There are 2 subtypes of DLBCL: activated B-cell–like (ABC) and germinal center B-cell–like (GCB) subtypes.³  The former is characterized by tonic B-cell receptor (BCR) signaling and a significantly worse clinical outcome. Recognition of molecular subtypes of DLBCL, because of their different biology and pathogenesis, play an important role in the selection of therapy.⁴  Lenalidomide, as a single agent, demonstrates significant activity in relapsed and refractory DLBCL. However, the activity of lenalidomide alone or in combination with rituximab, cyclophosphamide, doxorubicin, vincristine, prednisone (R-CHOP) appears to be confined primarily to ABC DLBCL.^5,6  The activity of lenalidomide in ABC DLBCL has 2 postulated mechanisms: inhibition of the nuclear factor κB pathway downstream of BCR signaling and upregulation of the interferon death pathway.⁷  Although the first pathway is particularly important for ABC DLBCL because of tonic BCR/MYD88 signaling, the second effect appears to be able to potentially impact both GCB and ABC DLBCL. In this regard, Hagner et al demonstrated that in contrast to the IMiD lenalidomide, the PPM CC-122 has significant activity in preclinical models of both GCB and ABC DLBCL. Similar to IMiDs, the PPM CC-122 also binds to CRBN, which in turn affects ubiquitination of Aiolos and Ikaros by the Cullin 4 RING E3 ubiquitin ligase complex, leading to their subsequent proteasomal degradation. The studies of DLBCL tumor tissue from patients exposed to CC-122 from the ongoing clinical trial are particularly revealing and confirm that this in vitro mechanism occurs in the clinic. In turn, degradation of Aiolos and Ikaros leads to a direct antitumor effect mediated through the interferon pathway.

Important questions remain. First, this mechanism does not address why the IMiDs and PPMs have a different impact on GCB DLBCL despite that both target CRBN. Hagner et al nicely outlined potential hypotheses behind this observation, including the role of different metabolites (see figure); however, further studies are needed. Second, as the name of class indicates, the effect of CC-122 is pleiotropic; hence, other potential mechanisms for its activity in DLBCL can, and likely do, exist. Furthermore, like their cousins, the PPMs also have immunomodulatory effects and impact the nonimmune environment as well. These effects are difficult to reproduce in preclinical models.

The demonstration of preclinical activity of the PPM CC-122 in GCB DLBCL is important. Although GCB DLBCL is associated with superior outcomes, ∼15% to 20% of the patients will develop disease relapse with 24 months postdiagnosis when treated with R-CHOP.⁸  Once relapsed, DLBCL has a poor outcome regardless of molecular subtype, with the majority of these patients dying of the disease.⁹  Approximately a quarter of relapsing GCB DLBCL patients (3% to 5% of all) have so called “double-hit” DLBCL, with translocations of myc and either a bcl-2 or bcl-6 translocation. This group of patients poses a particular urgent clinical need because of a very aggressive course and chemorefractoriness.
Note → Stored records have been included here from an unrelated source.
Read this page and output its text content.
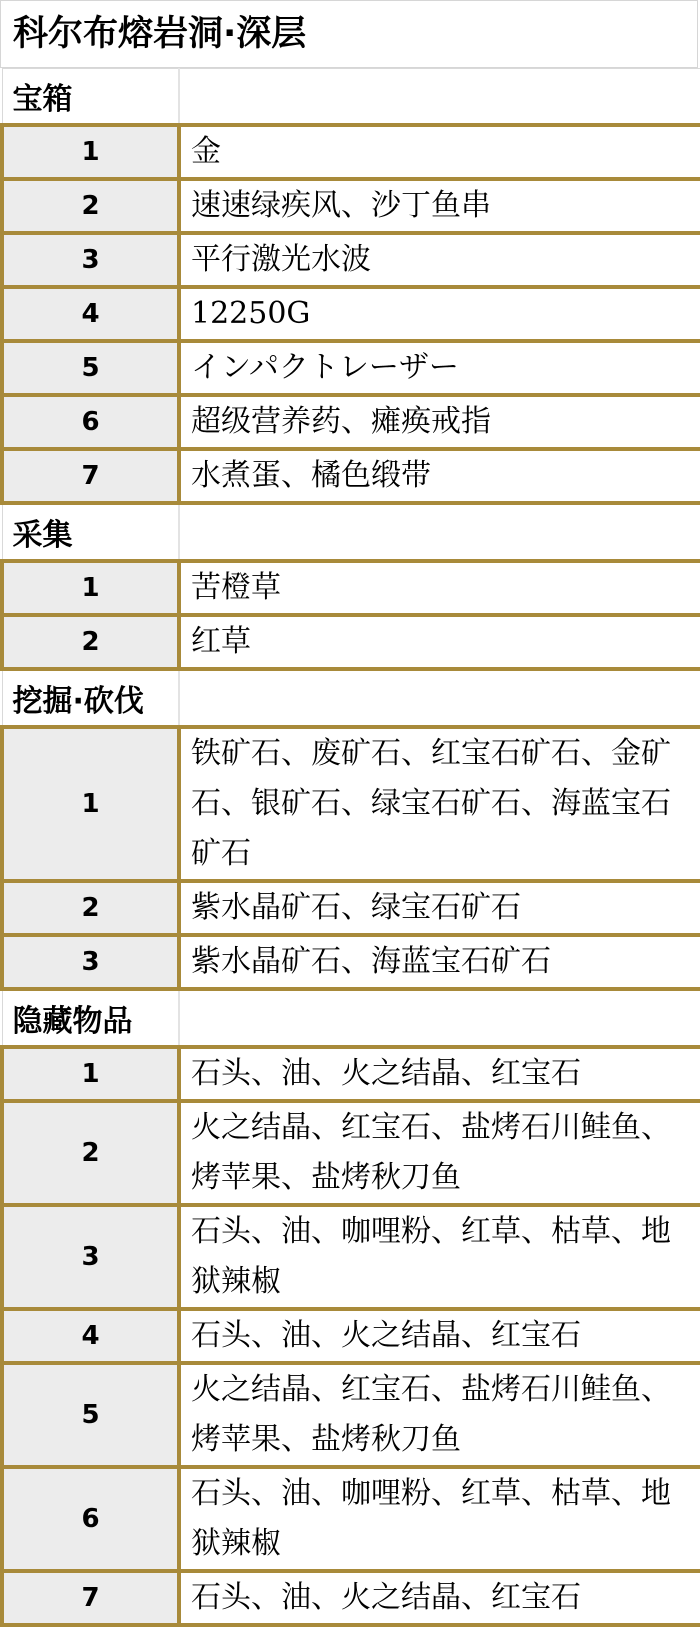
科尔布熔岩洞·深层
宝箱	
1	金
2	速速绿疾风、沙丁鱼串
3	平行激光水波
4	12250G
5	インパクトレーザー
6	超级营养药、瘫痪戒指
7	水煮蛋、橘色缎带
采集	
1	苦橙草
2	红草
挖掘·砍伐	
1	铁矿石、废矿石、红宝石矿石、金矿石、银矿石、绿宝石矿石、海蓝宝石矿石
2	紫水晶矿石、绿宝石矿石
3	紫水晶矿石、海蓝宝石矿石
隐藏物品	
1	石头、油、火之结晶、红宝石
2	火之结晶、红宝石、盐烤石川鲑鱼、烤苹果、盐烤秋刀鱼
3	石头、油、咖哩粉、红草、枯草、地狱辣椒
4	石头、油、火之结晶、红宝石
5	火之结晶、红宝石、盐烤石川鲑鱼、烤苹果、盐烤秋刀鱼
6	石头、油、咖哩粉、红草、枯草、地狱辣椒
7	石头、油、火之结晶、红宝石
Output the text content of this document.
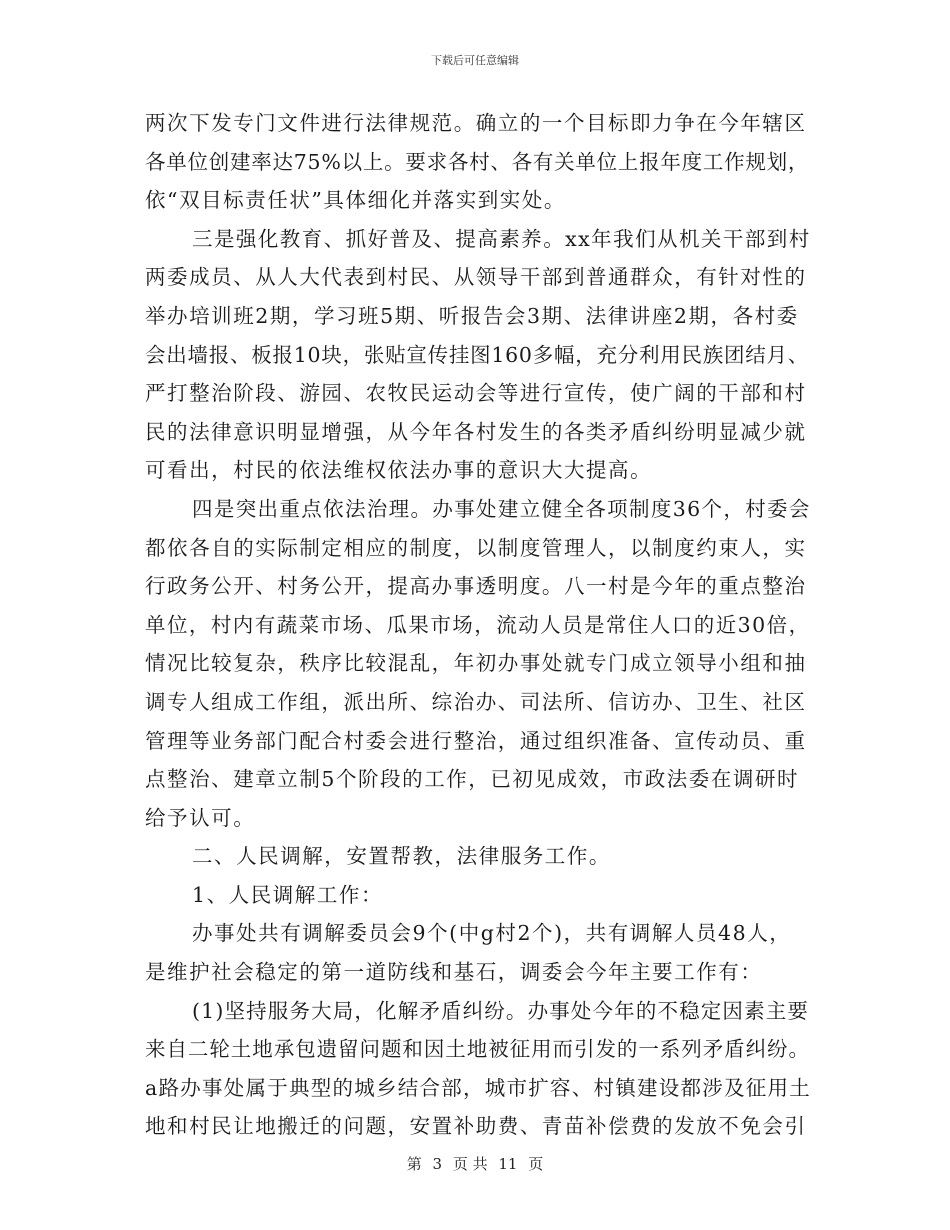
下载后可任意编辑
两次下发专门文件进行法律规范。确立的一个目标即力争在今年辖区
各单位创建率达75%以上。要求各村、各有关单位上报年度工作规划，
依“双目标责任状”具体细化并落实到实处。
三是强化教育、抓好普及、提高素养。xx年我们从机关干部到村
两委成员、从人大代表到村民、从领导干部到普通群众，有针对性的
举办培训班2期，学习班5期、听报告会3期、法律讲座2期，各村委
会出墙报、板报10块，张贴宣传挂图160多幅，充分利用民族团结月、
严打整治阶段、游园、农牧民运动会等进行宣传，使广阔的干部和村
民的法律意识明显增强，从今年各村发生的各类矛盾纠纷明显减少就
可看出，村民的依法维权依法办事的意识大大提高。
四是突出重点依法治理。办事处建立健全各项制度36个，村委会
都依各自的实际制定相应的制度，以制度管理人，以制度约束人，实
行政务公开、村务公开，提高办事透明度。八一村是今年的重点整治
单位，村内有蔬菜市场、瓜果市场，流动人员是常住人口的近30倍，
情况比较复杂，秩序比较混乱，年初办事处就专门成立领导小组和抽
调专人组成工作组，派出所、综治办、司法所、信访办、卫生、社区
管理等业务部门配合村委会进行整治，通过组织准备、宣传动员、重
点整治、建章立制5个阶段的工作，已初见成效，市政法委在调研时
给予认可。
二、人民调解，安置帮教，法律服务工作。
1、人民调解工作：
办事处共有调解委员会9个(中g村2个)，共有调解人员48人，
是维护社会稳定的第一道防线和基石，调委会今年主要工作有：
(1)坚持服务大局，化解矛盾纠纷。办事处今年的不稳定因素主要
来自二轮土地承包遗留问题和因土地被征用而引发的一系列矛盾纠纷。
a路办事处属于典型的城乡结合部，城市扩容、村镇建设都涉及征用土
地和村民让地搬迁的问题，安置补助费、青苗补偿费的发放不免会引
第 3 页 共 11 页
The work by Hagner et al provides a strong rationale for studying PPMs in both molecular subtypes of DLBCL. Ultimately, the future of the PPM class will depend on the evidence of clinical activity in these 2 DLBCL subtypes. Careful molecular analysis of patients with DLBCL receiving CC-122 may lead to the identification of novel biomarkers, possibly reaching beyond the ABC vs GCB classification, and the currently presented work provides an excellent foundation for these.